In addition to the general context information described above we included context information specific to the retinal layer segmentation problem. For each surface we calculated the distance of each voxel to the corresponding foreground and background (both in 1D along the Z axis and in 3D) and the minimum 3D distance to the fluid regions.

Fovea estimation

Within the foveal region the configuration of the layers is vastly different from other regions of the retina. In order to encode this property in our training features, we compute the distance of each voxel to the fovea in the XY plane.
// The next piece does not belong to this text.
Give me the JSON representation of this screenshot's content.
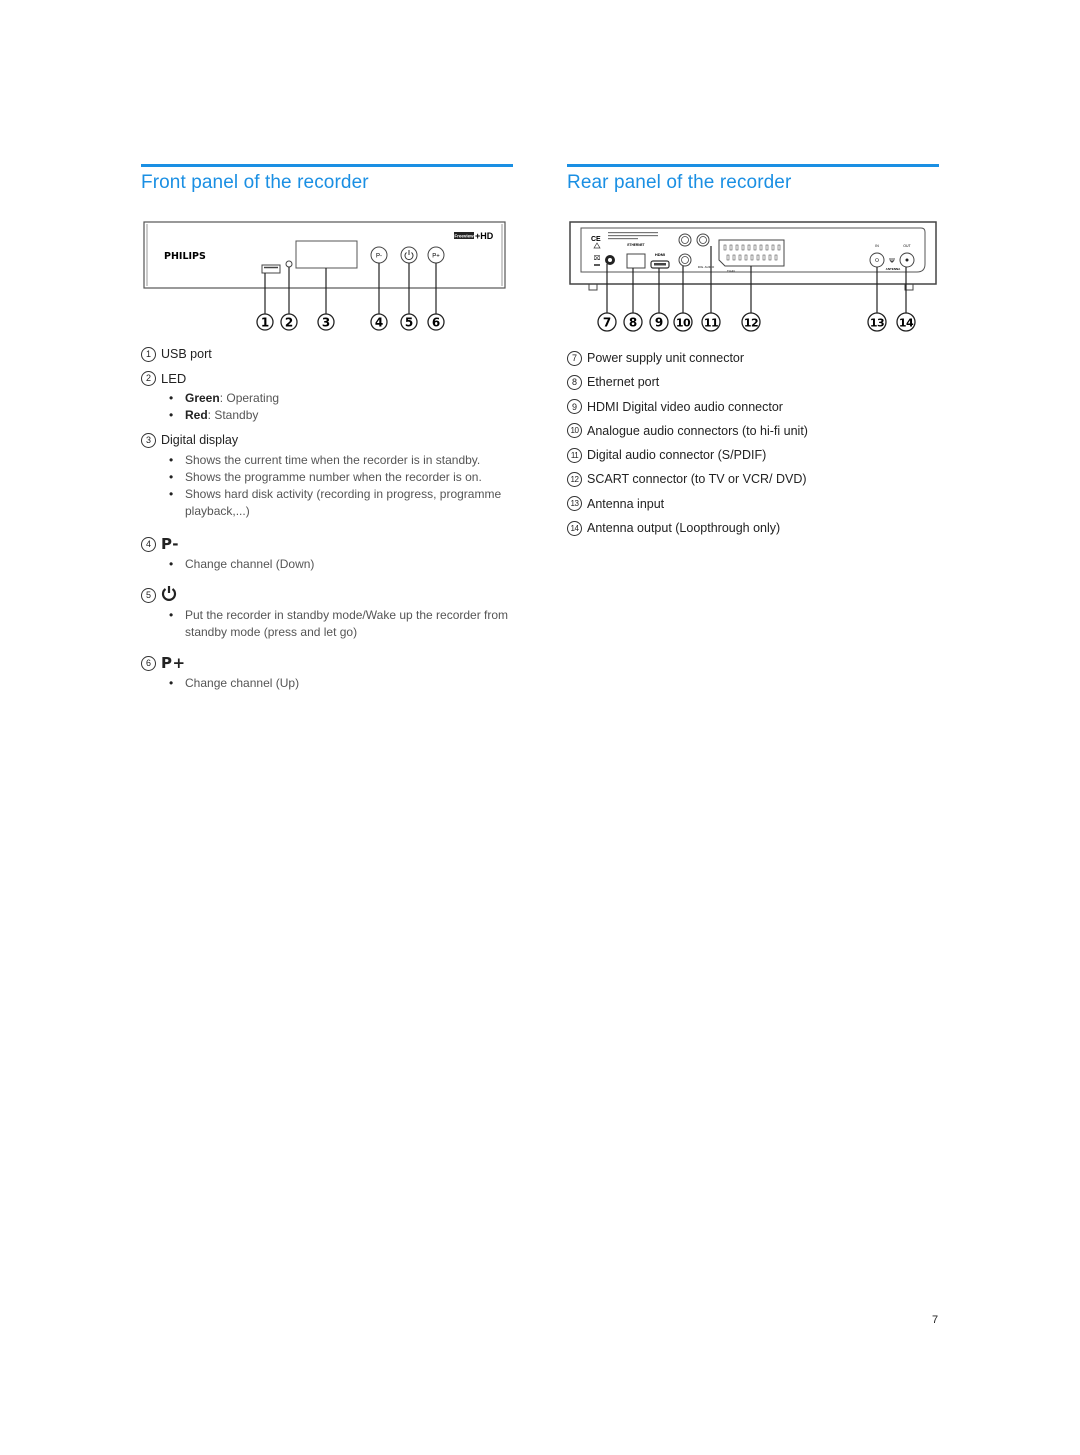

To get an estimate of the fovea position, we calculate for each A-scan the thickness of each region and use this as a feature vector to train a random forest regressor on the XY distance to the manually annotated fovea location. On the test set we then predict the fovea distance for each A-scan resulting in a distance prediction map (Fig. 8). While the majority of the predicted distance map shows only small prediction errors, some parts are predicted incorrectly. In order to find the fovea center we used a random sample consensus (RANSAC) algorithm that is robust to such outliers. We randomly choose an A-scan as the fovea position and count the amount of points in the distance map that would agree with this fovea position (i.e. whose predicted distance matches the actual distance to the chosen fovea position). After repeating this step a number of times the fovea position for which most of the A-scans agree with is chosen as the final position.

 figure: Fig. 8

Fig. 8 Fovea position estimation. Left: Fovea distance prediction; Right: Predicted fovea position, with highlighted points in the distance map that are agreeing with the predicted position.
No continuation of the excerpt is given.